With an eye for the premium, yet an appreciation for the rustic, Tuệ Minh seeks to bring normally elitist joys of good coffee and fine art to the everyday visitor. Tuệ Minh revealed that all artworks displayed in the cafe are originals in her own personal collection from various living artists. “When choosing which pieces to display, aside from basic things like value and size, variety is one of my top considerations, as I want to introduce visitors to a wide range of great Vietnamese artists.”

The art does not stop at the walls, however. I learned that the cafe’s very floor is a work of art left by a previous artist tenant. A wash of industrial emerald green reveals several different shades that sheen at the touch of sunlight. The building itself, a remnant of colonial architecture, features unmistakably Saigon-style ventilation holes at the top of the walls. A recent revamp sees the room now filled with friendly, inviting padded terracotta and emerald green industrial-style chairs and low-to-the-ground wooden stools. Thus, the cafe’s small size is less a limitation, and more an opportunity.

When talk with Tuệ Minh turned to the logistics of running a business, she explained that her customer base is roughly 50% foreign and 50% local. “We don’t run any advertisements,” she said explaining the cafe’s organic reach. “Foreigners and tourists find us on Google Maps, and locals find us on social media.” If there is one demographic they do not cater to, however, it would be those who are looking for gimmicky instantaneous photo spots posing as unique selling points. “I am not a fan of the Instagrammable cafe culture,” she said while noting that she also has a reluctance towards opening new branches. She prefers to continue to trial-and-error her way through, giving her all to one location. 
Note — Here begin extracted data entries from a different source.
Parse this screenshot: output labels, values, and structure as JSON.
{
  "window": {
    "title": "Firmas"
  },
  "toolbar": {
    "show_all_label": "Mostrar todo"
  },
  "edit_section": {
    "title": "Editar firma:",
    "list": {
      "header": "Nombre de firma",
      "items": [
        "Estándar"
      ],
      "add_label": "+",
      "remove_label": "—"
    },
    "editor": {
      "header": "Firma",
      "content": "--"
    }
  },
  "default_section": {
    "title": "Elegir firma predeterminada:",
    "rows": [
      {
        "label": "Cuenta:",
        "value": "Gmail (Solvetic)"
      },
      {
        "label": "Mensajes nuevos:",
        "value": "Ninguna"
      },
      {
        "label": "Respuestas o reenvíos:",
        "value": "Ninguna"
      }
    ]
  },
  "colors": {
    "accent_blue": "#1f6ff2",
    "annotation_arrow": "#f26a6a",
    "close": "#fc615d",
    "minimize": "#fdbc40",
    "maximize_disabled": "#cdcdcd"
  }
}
I intend to revisit often: for daddy-daughter dates, studying, meeting friends and acquaintances, and indulging in a momentary refuge from the southern metropolis’ insanity. I especially recommend it for those who are nurturing their inner artist, those who love cats, birds, and ceramics, and locals who need a spot to show visitors a Saigon calm.

The Ghé Coffee opens from 8am to 7pm every day.

To sum up:

To sum up:
Taste: 4/5
Price: 3.5/5 — average VND55,000 / drink
Atmosphere: 5/5
Friendliness: 5/5
Location: 5/5 — Motorbike parking in the alley.

Khuê is Saigonese born and raised but now goes wherever the wind blows, which often means a cinema, beach, park bench or quaint cafe.